Who Needs Enemies

Be careful who your friends are

When local London gangster and ex-boxer Tom Sheridan agrees to hire his strip club out to lifelong friend and colleague Ian Levine, he thinks he's just doing him a favour. But he soon discovers the private party involves something so atrocious and unspeakable that it sparks a bloody feud between the two old friends. A gritty story of morality, loyalty and betrayal.

 Who Needs Enemies
(2013) on IMDb

The Producers

Peter Stylianou - Director

Making The Film

Director's Statement

Who Needs Enemies was originally an idea for a short-film idea titled 'The Dead Man', which Tony Currier and I planned to shoot with Kris Johnson. I wrote 'The Dead Man' in two days and after showing it to Tony, we both loved it so much that we decided to take it further and build a feature film around it.

I wanted to veer away from the typical brit-style gangster genre and make something intelligent, thought provoking and current. In most gangster films, evil is just evil, but what I wanted for this film was to analyse it and to describe and present what I believe evil is; the indifference to the suffering of innocence. The subject matter needed to be taboo enough to cause a big split between a group of people who dabbled and skirted around the meaning of evil on an everyday basis. This is how I came to include the subject of child prostitution and trafficking.

During the scripting, various scandals were uncovered in the media involving pedophilia amongst celebrities, with the Jimmy Saville case dominating the news. This made me think about how evil is usually found in the last place you would ever look. Before I knew it a theme flushed itself out and that became the premise of our film. With Friends like these, who needs enemies.

It took me three months to complete the first draft of Who Needs Enemies. I wrote it as several short films that have interconnected story lines. I also wrote it to be shot on the smallest budget imaginable in order for Red Guerilla Films to begin production immediately and with total creative control.

In order that our small locations would not get overcrowded I chose only a handful of talented, dedicated and passionate people who could multitask.

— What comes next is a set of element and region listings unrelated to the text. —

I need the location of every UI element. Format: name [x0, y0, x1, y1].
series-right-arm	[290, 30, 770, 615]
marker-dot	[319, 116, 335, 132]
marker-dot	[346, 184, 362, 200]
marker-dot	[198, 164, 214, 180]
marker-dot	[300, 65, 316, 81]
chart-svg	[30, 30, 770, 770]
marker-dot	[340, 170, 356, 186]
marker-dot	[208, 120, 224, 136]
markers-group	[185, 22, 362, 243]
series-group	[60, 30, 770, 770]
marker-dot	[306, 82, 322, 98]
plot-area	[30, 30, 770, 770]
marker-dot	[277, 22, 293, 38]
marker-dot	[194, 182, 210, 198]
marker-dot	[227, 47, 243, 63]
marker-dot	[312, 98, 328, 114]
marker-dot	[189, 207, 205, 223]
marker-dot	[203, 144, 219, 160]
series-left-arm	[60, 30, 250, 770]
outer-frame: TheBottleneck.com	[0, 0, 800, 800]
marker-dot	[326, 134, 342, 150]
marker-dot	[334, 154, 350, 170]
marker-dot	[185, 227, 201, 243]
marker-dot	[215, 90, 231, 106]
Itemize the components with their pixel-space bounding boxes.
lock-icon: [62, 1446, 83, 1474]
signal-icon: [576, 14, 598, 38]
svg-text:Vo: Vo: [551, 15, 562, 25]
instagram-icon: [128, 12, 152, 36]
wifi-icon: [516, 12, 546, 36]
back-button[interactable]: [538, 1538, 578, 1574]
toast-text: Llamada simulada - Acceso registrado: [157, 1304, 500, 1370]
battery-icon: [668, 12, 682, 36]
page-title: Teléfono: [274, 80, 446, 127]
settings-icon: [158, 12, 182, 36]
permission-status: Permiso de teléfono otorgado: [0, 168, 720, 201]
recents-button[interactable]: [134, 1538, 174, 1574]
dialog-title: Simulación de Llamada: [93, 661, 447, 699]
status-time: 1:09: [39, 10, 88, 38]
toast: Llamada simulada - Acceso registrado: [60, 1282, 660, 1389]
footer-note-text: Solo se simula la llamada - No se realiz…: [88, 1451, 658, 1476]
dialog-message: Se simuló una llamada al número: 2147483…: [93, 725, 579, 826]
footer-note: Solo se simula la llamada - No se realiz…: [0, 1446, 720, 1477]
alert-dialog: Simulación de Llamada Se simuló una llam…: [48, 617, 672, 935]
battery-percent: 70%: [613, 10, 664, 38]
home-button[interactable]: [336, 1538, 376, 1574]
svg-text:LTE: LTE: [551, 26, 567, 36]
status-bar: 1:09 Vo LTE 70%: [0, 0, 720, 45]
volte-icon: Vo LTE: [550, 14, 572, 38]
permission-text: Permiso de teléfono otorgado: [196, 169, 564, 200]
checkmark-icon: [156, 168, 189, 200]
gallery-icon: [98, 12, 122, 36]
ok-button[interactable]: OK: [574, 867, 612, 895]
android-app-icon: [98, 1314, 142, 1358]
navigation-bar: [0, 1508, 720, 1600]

Tony Currier began pulling in professional actors who believed in the project and eventually we had a great cast and crew together who believed in the script as much as we did.

Production took three months of hard multitasking work from the crew and actors to complete before the winter set in. We had amazing strokes of luck at times that carried us through and amazingly enabled us to complete the film under budget yet with a great look and all round high production value. The crew was spent by the end of the shoot but not in vain, because the finished product is truly an amazing feature and a great example of top-end no-budget film-making that we can all be proud of.